Westlake Village, CA 91362 USA

U.S. License No. 2020

NDC 0944-4178-02

Revitalite (Protein) C Concentrate (Human)

Revitalite (Protein)

Single-dose Vial

Lyophilized Powder for Solution for

Injection.

For Intravenous Administration Only.

See package insert. Rx only.

10 mL

NDC 52919-005-05

Sterile Water for Injection, USP

for reconstitution of accompanying product

Do not use unless clear. No antimicrobial agent or other substance has been

added. Do not use for intravascular injection without making approximately

isotonic by addition of suitable solute. Discard unused portion. Rx Only

Single dose container

Nonpyrogenic

unit-carton-blue unit-carton-green

Tryptophan:

• Revitalite (Tryptophan) reviews

In Canada, Revitalite (Tryptophan) is sold as a prescription drug to treat mood disorders (such as bipolar disorder, depression ). It is usually used with other medicines. It works to make the mood more stable and reduce extremes in behavior by restoring the balance of certain natural substances (serotonin, melatonin ) in the brain. Revitalite (Tryptophan) is a natural substance (amino acid) found in high-protein foods and milk. In the US, Revitalite (Tryptophan) is sold as a dietary supplement. It has been used to support mood, relaxation, and restful sleep.
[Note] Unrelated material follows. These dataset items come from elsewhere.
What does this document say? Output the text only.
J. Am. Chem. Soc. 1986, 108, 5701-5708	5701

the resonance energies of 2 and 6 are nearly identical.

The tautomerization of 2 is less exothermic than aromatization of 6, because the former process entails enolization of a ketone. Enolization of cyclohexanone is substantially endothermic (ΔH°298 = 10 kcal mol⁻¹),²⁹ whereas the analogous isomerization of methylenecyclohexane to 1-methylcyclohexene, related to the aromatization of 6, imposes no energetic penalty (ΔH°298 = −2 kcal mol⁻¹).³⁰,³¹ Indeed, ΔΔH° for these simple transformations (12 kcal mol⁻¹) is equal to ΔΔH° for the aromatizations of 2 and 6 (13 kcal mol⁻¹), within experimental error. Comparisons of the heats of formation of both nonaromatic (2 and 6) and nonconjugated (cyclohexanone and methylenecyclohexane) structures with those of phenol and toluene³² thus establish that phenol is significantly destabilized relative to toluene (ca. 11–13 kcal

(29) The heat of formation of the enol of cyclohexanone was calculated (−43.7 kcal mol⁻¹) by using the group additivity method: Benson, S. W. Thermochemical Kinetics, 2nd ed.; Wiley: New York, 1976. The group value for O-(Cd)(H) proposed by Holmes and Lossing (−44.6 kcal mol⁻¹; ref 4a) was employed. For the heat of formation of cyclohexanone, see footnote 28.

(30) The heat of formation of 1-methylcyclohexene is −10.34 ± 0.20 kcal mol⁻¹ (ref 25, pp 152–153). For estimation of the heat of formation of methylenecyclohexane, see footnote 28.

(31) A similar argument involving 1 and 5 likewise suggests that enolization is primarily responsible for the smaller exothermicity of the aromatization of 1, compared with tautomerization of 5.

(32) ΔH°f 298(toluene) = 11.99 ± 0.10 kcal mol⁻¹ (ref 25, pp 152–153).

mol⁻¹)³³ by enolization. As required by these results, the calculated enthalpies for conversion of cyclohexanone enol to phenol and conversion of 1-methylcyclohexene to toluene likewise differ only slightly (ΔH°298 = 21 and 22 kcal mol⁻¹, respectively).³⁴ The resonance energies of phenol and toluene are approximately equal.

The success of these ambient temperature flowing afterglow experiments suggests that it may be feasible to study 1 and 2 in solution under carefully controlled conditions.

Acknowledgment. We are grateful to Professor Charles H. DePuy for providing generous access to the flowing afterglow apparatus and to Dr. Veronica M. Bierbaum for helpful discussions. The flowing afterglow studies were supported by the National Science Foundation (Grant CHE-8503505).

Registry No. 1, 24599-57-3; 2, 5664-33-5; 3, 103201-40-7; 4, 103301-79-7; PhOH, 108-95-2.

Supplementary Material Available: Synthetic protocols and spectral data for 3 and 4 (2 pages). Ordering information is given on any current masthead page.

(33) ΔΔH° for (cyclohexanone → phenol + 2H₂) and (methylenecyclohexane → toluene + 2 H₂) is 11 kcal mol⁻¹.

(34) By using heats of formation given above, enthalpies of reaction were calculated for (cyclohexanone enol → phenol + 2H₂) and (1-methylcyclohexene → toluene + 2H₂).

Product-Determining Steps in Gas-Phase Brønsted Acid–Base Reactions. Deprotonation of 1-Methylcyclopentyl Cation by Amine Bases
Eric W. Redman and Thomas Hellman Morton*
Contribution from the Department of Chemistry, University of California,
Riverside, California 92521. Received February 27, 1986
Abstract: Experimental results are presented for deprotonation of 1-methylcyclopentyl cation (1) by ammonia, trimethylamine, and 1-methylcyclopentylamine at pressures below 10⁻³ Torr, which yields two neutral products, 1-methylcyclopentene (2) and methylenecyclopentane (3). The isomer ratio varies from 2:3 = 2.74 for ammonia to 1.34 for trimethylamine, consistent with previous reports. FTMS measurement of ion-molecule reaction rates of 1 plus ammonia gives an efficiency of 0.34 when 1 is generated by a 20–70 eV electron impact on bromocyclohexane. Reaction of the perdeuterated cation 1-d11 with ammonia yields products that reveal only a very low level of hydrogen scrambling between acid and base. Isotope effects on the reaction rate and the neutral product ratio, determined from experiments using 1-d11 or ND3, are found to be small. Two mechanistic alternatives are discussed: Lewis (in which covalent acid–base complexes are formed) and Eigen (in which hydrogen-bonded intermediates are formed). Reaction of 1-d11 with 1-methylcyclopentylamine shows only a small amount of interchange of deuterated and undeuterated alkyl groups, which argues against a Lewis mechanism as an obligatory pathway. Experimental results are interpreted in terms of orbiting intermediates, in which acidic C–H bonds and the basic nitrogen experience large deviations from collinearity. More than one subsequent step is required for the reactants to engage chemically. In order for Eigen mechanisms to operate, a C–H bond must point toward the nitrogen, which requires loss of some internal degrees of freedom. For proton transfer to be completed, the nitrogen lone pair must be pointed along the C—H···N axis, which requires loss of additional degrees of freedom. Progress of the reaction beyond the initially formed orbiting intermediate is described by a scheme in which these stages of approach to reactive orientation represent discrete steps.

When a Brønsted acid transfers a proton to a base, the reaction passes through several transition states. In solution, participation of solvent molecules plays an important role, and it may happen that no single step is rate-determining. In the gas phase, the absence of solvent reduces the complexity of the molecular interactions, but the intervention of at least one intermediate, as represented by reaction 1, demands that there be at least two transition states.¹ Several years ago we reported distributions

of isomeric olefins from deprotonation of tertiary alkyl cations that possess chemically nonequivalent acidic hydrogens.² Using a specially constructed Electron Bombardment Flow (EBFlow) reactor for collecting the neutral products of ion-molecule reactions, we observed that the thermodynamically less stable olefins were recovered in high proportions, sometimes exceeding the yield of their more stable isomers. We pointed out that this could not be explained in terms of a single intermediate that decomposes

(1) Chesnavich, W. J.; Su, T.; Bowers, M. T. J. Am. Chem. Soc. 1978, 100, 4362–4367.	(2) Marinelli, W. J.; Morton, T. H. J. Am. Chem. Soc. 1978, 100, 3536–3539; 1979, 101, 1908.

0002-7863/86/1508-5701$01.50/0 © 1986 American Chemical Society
If you are taking other medications that may affect serotonin (such as many antidepressants ), do not take Revitalite (Tryptophan) without talking with your doctor first. A very serious (possibly fatal) drug interaction may occur. Your doctor should closely monitor you. See also Side Effects section. Some supplement products have been found to contain possibly harmful impurities/additives. Check with your pharmacist for more details about the brand you use. The US FDA has not reviewed this product for safety or effectiveness. Consult your doctor or pharmacist for more details.